Une nouvelle étude publiée dans la revue Geophysical Research Letters révèle que des sols anormalement secs dans le nord du Mexique peuvent provoquer des épisodes de sécheresse et de canicule simultanés, appelés « sécheresses chaudes », à des centaines de kilomètres de distance dans le sud-ouest des États-Unis. Ce phénomène, observé avec une intensité record en 2023, affecte des États comme l'Arizona, le Nouveau-Mexique et le Texas.
Les chercheurs ont découvert que ces événements extrêmes persistent de plus en plus jour et nuit, empêchant tout répit pour les écosystèmes et les populations. Cette connexion transfrontalière pourrait permettre de développer des systèmes d'alerte précoce pour mieux anticiper et gérer ces crises climatiques.
Points Clés
- L'assèchement des sols au Mexique est directement lié aux « sécheresses chaudes » dans le sud-ouest américain.
- L'événement de 2023 a vu les températures augmenter jusqu'à 8 °C au-dessus des normales saisonnières.
- Les nuits n'offrent plus de refroidissement, aggravant les risques sanitaires et environnementaux.
- La surveillance de l'humidité des sols au Mexique pourrait servir de système d'alerte précoce.
Un phénomène climatique transfrontalier
Une étude menée par des scientifiques de l'Arizona State University et de la Northeastern University a analysé les conditions hydroclimatiques de l'été 2023 dans le sud-ouest de l'Amérique du Nord. Les résultats montrent une corrélation forte et croissante entre l'humidité des sols dans le nord du Mexique et l'apparition de sécheresses chaudes dans les États voisins du nord.
Ce type de sécheresse combine un manque de précipitations et des températures anormalement élevées. Selon les auteurs de l'étude, ces événements ont des conséquences bien plus graves qu'une simple canicule ou une sécheresse isolée, notamment sur l'agriculture, le risque d'incendies et la santé humaine.
« Les sécheresses chaudes se propageront à d'autres régions du pays et auront des effets néfastes sur la santé, les infrastructures et la vie quotidienne », a déclaré Enrique Vivoni, hydrologue à l'Arizona State University et auteur principal de l'étude.
Qu'est-ce qu'une sécheresse chaude ?
Pour cette étude, les chercheurs ont défini une sécheresse chaude comme une période où au moins deux semaines de précipitations anormalement faibles coïncident avec au moins trois jours consécutifs de températures exceptionnellement élevées. Ce phénomène amplifie les effets négatifs de la chaleur et du manque d'eau.
L'été 2023 : un cas d'école
L'été 2023 a servi de modèle pour les chercheurs en raison de son intensité exceptionnelle.
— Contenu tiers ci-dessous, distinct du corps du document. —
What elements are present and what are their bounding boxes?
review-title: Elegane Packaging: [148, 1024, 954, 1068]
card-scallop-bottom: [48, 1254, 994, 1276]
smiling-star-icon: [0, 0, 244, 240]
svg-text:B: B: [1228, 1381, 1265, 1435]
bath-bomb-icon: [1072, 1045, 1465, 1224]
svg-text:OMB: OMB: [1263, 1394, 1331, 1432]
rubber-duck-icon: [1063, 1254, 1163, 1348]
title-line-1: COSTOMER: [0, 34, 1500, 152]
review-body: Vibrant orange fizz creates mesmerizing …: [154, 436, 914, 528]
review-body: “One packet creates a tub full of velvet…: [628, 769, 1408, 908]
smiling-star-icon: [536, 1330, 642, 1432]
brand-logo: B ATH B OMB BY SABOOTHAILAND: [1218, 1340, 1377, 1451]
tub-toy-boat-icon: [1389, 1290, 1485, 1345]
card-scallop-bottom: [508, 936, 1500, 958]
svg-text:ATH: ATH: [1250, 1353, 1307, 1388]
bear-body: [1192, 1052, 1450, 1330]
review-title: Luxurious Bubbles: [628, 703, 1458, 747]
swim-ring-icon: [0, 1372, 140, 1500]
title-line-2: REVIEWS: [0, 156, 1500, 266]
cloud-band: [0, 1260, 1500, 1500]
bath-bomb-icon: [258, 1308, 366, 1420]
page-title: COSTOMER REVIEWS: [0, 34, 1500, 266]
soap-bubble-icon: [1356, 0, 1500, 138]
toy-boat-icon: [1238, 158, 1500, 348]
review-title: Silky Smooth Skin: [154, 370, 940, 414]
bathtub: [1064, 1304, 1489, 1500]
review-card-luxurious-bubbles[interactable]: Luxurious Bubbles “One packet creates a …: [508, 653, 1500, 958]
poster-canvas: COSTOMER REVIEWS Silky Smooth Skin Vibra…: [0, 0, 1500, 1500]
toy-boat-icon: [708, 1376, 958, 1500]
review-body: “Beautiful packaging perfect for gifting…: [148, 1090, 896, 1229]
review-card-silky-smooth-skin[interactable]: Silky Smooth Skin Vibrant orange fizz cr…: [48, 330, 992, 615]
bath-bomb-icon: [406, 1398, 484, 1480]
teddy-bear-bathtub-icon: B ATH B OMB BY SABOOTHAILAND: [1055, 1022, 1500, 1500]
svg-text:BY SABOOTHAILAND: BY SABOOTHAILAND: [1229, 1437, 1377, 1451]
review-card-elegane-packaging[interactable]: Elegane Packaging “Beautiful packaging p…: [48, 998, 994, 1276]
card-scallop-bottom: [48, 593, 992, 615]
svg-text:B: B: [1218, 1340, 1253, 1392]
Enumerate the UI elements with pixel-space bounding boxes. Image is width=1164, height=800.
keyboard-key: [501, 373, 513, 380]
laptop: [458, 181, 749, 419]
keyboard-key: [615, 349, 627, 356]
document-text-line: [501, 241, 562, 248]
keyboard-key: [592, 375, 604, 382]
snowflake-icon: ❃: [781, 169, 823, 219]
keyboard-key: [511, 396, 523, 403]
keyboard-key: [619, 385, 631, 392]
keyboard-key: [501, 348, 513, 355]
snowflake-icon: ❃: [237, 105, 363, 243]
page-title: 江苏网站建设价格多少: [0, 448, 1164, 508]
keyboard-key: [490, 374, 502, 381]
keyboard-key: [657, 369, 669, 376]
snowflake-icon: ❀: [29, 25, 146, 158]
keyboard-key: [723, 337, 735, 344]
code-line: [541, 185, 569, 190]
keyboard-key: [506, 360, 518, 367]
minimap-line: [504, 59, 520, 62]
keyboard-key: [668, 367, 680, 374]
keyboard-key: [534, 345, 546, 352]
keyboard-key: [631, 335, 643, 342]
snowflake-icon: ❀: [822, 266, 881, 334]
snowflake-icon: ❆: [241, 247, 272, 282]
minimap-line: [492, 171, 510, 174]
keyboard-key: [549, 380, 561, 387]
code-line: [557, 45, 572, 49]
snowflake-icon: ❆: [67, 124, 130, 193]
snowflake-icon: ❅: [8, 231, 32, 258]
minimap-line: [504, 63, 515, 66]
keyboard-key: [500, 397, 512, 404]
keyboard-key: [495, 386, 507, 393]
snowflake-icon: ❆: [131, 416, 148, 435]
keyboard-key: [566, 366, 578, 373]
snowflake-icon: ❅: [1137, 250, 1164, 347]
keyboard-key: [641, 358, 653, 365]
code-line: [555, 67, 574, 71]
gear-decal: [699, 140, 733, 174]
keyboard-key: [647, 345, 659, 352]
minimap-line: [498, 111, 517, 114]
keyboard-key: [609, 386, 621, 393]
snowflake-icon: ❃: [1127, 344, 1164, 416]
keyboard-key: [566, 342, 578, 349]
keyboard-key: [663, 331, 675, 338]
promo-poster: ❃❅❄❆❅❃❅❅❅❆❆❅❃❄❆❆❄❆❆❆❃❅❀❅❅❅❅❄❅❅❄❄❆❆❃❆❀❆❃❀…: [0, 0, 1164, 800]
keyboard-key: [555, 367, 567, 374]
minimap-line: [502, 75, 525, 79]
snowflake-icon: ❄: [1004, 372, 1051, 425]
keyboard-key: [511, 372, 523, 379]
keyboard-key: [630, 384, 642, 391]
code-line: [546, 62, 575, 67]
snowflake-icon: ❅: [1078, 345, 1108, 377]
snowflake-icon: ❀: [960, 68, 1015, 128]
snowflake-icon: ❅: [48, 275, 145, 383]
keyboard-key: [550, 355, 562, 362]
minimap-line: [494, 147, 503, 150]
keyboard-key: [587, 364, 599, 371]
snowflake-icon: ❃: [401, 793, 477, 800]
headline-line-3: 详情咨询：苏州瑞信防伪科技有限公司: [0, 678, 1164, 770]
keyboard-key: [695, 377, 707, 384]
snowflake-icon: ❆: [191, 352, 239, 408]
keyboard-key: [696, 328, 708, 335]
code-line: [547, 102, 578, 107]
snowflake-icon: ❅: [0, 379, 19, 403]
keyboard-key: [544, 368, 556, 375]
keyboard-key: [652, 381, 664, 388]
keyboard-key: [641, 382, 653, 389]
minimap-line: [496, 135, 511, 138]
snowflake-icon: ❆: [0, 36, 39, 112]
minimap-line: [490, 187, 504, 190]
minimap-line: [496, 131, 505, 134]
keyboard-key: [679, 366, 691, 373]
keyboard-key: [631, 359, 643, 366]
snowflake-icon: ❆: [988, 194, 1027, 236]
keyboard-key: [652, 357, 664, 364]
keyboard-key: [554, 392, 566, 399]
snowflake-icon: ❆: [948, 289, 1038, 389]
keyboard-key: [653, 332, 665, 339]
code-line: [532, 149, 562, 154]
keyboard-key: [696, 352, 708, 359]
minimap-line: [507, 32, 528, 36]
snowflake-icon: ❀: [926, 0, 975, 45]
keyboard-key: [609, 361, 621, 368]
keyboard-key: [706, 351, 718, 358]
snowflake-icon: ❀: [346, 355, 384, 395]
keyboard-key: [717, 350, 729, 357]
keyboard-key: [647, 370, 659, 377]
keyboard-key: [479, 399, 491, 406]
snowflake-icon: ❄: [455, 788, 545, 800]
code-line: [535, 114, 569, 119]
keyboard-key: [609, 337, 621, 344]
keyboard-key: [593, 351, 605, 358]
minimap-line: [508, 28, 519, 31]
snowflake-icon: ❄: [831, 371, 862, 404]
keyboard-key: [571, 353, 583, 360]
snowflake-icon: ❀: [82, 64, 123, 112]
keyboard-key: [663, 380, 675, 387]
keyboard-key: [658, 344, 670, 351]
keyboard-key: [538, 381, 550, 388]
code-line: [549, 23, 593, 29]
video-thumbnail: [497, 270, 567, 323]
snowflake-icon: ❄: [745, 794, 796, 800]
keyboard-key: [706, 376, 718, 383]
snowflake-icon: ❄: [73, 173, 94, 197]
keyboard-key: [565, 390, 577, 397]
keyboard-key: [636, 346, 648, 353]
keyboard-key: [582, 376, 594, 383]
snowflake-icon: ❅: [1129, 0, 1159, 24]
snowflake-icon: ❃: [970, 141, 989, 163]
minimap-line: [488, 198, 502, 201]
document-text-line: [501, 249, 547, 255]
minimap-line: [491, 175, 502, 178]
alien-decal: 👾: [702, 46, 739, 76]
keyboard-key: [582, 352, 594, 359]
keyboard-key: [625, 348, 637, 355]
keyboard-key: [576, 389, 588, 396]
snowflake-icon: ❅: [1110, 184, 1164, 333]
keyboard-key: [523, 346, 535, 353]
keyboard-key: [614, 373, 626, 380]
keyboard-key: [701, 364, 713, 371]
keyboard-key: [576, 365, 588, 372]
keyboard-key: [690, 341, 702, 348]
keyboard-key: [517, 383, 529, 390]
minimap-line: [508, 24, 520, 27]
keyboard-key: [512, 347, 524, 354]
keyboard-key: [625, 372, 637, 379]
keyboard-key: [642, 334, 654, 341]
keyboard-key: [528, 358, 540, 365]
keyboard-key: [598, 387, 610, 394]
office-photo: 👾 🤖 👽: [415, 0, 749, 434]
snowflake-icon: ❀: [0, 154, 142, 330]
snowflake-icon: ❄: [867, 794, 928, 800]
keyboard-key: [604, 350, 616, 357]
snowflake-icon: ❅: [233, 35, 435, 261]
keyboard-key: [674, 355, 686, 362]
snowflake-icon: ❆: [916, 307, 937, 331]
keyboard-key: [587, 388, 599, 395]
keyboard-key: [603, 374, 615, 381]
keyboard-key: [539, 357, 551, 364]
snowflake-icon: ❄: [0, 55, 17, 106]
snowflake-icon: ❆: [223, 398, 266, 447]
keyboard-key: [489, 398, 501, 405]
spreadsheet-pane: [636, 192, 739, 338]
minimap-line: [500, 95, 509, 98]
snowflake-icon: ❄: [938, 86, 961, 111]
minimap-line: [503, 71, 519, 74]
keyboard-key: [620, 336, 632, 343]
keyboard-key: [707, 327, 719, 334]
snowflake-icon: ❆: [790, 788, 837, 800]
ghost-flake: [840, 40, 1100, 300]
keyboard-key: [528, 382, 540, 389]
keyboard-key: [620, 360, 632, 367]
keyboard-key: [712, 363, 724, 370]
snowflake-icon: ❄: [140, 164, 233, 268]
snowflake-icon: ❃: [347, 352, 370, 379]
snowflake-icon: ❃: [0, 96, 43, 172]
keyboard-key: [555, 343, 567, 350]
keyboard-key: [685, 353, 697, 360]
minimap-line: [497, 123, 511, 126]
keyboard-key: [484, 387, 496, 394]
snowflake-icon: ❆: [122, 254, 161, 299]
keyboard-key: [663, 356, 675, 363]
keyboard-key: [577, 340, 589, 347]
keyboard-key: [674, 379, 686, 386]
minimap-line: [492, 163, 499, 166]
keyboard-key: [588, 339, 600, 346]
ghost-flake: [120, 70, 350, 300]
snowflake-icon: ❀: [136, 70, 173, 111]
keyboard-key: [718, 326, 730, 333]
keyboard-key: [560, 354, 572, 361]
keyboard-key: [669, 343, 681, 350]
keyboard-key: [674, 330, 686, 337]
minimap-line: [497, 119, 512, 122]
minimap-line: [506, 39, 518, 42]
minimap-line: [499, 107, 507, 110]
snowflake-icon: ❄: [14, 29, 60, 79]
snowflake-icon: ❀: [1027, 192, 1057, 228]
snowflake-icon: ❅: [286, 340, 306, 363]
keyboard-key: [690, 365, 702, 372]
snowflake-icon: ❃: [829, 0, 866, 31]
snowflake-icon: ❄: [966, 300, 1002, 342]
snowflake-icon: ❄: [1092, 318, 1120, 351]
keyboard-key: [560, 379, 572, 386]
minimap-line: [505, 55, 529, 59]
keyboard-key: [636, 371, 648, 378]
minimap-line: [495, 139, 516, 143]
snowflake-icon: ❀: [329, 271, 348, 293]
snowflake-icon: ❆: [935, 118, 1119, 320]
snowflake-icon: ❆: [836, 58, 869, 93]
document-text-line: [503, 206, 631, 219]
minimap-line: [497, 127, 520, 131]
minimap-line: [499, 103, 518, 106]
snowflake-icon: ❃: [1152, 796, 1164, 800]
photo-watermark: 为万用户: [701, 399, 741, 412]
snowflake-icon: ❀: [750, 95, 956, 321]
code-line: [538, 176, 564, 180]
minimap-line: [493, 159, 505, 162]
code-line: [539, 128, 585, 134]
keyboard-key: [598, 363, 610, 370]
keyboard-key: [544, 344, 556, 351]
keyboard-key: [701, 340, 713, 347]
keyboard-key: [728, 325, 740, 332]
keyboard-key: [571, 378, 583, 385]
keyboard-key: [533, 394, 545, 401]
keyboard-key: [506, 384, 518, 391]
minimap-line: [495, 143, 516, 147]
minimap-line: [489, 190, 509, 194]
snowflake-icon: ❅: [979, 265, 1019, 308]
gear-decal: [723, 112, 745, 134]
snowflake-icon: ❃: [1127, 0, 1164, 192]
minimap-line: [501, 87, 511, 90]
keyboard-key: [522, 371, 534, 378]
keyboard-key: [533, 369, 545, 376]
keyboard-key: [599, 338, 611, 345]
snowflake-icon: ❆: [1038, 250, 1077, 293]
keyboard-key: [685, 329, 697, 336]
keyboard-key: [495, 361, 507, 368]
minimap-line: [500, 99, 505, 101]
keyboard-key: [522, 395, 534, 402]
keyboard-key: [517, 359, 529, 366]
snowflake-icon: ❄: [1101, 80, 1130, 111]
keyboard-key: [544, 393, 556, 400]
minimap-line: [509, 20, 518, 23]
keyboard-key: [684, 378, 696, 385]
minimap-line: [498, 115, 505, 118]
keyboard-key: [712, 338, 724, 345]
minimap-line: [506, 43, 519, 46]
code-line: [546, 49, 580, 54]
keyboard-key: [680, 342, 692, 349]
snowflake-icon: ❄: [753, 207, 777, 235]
La région a connu une sécheresse chaude dont la sévérité a été près de cinq fois supérieure à la moyenne des quarante dernières années. Les températures diurnes, qui se situent normalement entre 35 et 40 degrés Celsius, ont grimpé jusqu'à 8 degrés de plus.
Cette situation a été principalement causée par des schémas météorologiques qui ont affaibli la mousson nord-américaine. Ce phénomène saisonnier, qui se déroule de juillet à septembre, apporte habituellement entre 40 % et 80 % des précipitations annuelles de la région. Son affaiblissement a aggravé la sécheresse déjà en place.
« Le manque de précipitations peut augmenter la chaleur, ce qui peut encore intensifier la perte d'eau », note Somnath Mondal, hydroclimatologue à la Northeastern University et co-auteur de l'étude.
Le rôle crucial des sols mexicains
L'une des découvertes les plus surprenantes de l'étude est l'influence prépondérante des sols mexicains. Normalement, l'humidité évaporée des sols au Mexique contribue à former des nuages de pluie qui se déplacent vers le nord. En 2023, les sols mexicains étaient si secs que ce cycle a été interrompu, propageant la chaleur et la sécheresse au-delà de la frontière.
L'analyse a révélé que l'état des sols au Mexique avait une influence plus forte sur la sécheresse chaude en Arizona que l'état des sols en Arizona même. « En 2023, le Mexique a influencé la sécheresse chaude de l'Arizona de manière plus marquée que le sol de l'Arizona lui-même », a précisé Somnath Mondal, ajoutant avoir vérifié ce calcul à cinq reprises.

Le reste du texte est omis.